Beat me too it, and better than I could say it also.
There was a program on PBS round the late 80s about the 10 safest countries in the world. Japan was one, as was Saudi Arabia, Ireland, Sweden and the USSR. They all were leaned homogeneous and with a common religion, the exception being the USSR in which political idealogy functioned as a religion, and people were taught they were the same, etc etc.
Witness the chaos that has wracked Russia since, nothing to bind them to the whole as was then, fragmentation along ethnic, religious, and class lines.
And not just ethnically similar, but family and social networks established over generations or even centuries. A more mobile society made of disparate people competing to establish themselves is bound to have more bumps, some ending in violence.

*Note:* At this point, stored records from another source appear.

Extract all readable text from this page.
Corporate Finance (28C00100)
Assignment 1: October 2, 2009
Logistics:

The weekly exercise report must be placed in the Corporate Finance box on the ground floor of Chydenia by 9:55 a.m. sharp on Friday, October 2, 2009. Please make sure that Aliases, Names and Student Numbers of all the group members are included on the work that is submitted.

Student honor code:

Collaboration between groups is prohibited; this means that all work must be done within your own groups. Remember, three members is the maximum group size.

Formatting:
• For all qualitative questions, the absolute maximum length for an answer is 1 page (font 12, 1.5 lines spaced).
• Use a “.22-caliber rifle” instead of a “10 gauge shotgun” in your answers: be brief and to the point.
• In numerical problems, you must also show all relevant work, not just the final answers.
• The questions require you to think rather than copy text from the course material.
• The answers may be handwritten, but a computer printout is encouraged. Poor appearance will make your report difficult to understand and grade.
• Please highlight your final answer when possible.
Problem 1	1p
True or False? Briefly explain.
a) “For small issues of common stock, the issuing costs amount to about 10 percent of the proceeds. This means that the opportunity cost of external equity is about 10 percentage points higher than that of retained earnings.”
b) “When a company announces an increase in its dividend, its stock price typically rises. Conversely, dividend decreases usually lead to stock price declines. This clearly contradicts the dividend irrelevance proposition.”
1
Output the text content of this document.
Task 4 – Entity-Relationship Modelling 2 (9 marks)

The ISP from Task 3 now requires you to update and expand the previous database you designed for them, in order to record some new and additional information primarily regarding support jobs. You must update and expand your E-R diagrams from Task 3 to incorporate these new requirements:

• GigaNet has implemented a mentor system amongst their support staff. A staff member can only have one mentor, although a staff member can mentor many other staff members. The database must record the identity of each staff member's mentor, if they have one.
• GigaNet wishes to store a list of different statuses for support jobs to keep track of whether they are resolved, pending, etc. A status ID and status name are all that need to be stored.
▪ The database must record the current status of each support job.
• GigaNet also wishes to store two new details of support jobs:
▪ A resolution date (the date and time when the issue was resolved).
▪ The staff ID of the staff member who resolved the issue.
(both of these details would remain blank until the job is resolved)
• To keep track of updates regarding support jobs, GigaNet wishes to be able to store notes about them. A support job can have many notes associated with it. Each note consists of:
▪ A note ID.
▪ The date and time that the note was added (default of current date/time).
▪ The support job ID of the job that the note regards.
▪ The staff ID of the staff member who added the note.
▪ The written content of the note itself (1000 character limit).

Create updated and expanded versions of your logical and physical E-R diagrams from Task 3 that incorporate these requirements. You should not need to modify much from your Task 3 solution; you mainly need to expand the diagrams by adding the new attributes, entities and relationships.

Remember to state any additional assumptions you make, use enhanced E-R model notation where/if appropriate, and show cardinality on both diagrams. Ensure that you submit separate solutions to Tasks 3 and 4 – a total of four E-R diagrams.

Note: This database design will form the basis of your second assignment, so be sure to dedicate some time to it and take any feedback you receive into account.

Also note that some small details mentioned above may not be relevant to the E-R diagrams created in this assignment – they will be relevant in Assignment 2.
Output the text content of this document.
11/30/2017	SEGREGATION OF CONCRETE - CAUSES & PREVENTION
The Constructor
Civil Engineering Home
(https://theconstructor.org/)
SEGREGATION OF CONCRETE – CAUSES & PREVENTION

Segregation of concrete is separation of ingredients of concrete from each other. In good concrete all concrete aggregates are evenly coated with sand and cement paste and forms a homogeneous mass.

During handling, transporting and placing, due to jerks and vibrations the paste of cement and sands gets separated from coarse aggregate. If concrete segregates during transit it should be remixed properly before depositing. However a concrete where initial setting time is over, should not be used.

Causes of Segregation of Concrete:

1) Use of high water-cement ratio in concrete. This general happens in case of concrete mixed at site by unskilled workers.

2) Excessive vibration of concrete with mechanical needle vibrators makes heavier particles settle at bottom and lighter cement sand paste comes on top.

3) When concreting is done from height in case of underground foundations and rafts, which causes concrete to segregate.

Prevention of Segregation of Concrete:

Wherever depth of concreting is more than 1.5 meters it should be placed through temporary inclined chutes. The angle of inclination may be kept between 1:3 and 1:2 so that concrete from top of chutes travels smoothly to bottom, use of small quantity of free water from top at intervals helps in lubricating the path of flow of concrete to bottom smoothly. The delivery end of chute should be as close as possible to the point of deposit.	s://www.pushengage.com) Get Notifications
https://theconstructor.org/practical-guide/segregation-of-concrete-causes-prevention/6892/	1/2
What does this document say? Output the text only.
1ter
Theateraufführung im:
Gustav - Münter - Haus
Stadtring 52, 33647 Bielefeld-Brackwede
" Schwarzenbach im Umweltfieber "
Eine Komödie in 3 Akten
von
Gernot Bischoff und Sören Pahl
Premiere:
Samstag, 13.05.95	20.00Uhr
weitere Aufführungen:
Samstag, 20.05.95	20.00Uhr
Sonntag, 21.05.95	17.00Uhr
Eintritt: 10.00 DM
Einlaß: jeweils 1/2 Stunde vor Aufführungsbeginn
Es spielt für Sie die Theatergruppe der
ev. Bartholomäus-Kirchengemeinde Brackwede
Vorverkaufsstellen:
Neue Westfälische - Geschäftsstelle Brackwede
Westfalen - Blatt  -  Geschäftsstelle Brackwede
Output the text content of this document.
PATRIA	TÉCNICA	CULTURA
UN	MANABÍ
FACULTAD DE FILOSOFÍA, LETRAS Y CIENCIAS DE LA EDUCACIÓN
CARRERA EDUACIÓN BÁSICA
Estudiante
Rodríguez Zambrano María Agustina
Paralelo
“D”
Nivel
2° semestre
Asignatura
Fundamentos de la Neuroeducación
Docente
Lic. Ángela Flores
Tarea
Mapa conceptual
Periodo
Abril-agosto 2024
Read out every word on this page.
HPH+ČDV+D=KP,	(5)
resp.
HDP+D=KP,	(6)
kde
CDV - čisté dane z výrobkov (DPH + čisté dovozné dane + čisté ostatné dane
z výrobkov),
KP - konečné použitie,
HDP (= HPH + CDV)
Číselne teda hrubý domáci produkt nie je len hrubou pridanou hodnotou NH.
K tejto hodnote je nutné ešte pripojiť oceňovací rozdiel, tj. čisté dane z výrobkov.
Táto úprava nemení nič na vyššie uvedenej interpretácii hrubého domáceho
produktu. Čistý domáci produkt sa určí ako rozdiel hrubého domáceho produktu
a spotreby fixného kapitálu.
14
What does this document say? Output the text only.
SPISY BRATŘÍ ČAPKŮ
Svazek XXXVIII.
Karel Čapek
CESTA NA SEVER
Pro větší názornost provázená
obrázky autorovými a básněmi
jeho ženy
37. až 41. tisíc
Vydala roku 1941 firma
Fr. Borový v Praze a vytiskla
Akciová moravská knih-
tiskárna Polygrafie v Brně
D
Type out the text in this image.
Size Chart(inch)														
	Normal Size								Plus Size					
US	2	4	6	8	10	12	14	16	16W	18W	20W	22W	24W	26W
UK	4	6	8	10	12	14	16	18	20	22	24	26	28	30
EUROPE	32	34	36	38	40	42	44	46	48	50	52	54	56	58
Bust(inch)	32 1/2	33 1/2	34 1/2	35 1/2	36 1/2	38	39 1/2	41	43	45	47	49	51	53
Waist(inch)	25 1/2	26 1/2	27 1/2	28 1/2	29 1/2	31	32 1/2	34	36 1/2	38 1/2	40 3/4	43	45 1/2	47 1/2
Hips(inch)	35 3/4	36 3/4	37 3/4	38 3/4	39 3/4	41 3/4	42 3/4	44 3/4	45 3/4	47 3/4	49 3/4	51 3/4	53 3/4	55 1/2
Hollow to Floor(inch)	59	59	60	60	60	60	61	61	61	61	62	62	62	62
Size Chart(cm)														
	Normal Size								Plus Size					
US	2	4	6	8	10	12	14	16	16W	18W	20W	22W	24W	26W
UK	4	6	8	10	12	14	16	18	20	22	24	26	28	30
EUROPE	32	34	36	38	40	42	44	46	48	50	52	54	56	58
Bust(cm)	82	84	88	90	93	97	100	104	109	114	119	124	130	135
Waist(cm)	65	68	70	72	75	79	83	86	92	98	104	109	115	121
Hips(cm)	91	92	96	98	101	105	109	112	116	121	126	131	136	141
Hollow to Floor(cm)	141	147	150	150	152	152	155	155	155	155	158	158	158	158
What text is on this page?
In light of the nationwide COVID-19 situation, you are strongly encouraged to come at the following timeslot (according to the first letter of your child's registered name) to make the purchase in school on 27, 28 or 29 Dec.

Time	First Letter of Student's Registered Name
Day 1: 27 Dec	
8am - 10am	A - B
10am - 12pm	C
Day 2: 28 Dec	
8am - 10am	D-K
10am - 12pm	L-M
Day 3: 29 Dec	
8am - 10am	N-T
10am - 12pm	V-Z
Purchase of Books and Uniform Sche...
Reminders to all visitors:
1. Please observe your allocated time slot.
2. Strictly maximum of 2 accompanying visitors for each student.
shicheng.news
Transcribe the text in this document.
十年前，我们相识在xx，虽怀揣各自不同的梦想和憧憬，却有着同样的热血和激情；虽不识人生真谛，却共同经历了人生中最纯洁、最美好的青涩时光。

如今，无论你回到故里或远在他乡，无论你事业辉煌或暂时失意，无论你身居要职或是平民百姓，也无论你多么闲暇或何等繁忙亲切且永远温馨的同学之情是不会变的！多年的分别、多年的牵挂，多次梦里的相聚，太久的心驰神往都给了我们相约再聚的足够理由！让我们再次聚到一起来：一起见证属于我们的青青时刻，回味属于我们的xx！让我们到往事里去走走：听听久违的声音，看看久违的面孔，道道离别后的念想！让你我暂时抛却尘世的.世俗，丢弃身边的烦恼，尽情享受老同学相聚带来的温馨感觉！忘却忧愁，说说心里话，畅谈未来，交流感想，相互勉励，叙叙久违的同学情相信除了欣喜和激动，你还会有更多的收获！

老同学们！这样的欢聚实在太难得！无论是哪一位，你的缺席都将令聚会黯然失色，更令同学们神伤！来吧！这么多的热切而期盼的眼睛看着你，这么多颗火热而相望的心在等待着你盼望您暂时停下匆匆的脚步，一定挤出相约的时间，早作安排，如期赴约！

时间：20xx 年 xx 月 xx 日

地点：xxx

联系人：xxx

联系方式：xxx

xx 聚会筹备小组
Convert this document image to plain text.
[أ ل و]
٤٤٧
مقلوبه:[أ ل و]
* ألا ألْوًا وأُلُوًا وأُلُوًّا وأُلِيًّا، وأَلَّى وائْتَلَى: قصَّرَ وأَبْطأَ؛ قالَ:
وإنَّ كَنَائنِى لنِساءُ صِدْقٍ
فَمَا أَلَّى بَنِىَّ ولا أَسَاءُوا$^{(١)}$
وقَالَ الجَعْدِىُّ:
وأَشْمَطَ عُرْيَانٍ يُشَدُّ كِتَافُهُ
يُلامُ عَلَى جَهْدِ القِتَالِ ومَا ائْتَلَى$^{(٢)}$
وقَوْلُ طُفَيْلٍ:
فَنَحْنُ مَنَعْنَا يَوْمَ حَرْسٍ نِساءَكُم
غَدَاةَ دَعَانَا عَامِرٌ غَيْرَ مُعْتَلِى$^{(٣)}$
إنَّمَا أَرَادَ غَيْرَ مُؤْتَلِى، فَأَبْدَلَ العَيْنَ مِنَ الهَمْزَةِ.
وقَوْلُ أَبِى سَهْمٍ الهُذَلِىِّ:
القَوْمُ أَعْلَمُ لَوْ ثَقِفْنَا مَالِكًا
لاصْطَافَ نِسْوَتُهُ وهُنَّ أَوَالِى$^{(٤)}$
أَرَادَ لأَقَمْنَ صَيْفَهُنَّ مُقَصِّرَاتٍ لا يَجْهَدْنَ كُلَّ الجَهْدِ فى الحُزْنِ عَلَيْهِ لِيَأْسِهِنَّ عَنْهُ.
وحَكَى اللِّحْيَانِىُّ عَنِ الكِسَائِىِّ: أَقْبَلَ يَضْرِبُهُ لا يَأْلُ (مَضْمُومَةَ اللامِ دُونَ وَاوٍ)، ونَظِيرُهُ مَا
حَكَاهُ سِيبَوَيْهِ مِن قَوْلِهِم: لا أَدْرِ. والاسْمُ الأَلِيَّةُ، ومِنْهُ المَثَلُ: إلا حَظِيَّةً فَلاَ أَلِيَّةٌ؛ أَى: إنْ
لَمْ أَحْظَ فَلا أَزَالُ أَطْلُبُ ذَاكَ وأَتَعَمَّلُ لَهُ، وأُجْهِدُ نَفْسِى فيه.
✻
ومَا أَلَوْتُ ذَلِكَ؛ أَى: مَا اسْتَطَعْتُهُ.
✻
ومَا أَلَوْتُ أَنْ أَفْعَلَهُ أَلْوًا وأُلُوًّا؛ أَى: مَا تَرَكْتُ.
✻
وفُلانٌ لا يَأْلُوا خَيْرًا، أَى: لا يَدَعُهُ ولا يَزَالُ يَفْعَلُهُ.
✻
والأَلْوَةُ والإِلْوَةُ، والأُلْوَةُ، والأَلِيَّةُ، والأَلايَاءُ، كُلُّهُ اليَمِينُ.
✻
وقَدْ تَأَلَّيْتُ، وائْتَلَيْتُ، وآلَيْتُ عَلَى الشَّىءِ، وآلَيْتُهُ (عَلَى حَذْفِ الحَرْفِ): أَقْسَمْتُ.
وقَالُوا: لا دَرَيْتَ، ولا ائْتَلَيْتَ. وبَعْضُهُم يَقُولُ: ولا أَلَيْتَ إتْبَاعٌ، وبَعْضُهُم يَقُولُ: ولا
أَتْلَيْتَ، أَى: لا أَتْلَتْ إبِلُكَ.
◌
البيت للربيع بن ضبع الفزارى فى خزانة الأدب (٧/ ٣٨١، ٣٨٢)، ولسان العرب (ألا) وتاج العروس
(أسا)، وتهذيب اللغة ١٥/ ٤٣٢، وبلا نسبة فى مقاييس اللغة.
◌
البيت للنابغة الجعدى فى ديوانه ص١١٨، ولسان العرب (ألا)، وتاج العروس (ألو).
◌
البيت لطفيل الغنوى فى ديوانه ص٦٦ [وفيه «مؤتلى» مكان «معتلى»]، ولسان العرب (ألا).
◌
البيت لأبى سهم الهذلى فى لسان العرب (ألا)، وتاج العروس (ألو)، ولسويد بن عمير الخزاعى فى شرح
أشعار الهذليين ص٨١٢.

In 1977, a blackout tore NYC apart, with poorer people in slums who felt like outcasts really going bezerk, looting.
When another big blackout occurred in 2004, what happened was totally different. People who no longer felt so disenfranchised as they once had in the disintegrating city of yore plus I would suppose some of the effects of the unity that occurred after 9/11 witnessed folks hanging out in front of their houses and buildings, talking. The biggest concern was buying candles or batteries for flashlights before stores ran out.
So still a mix of peoples, still far from perfect, but more of a focus on our commonalities rather than our differences lent to a different atmosphere, a cultural shift.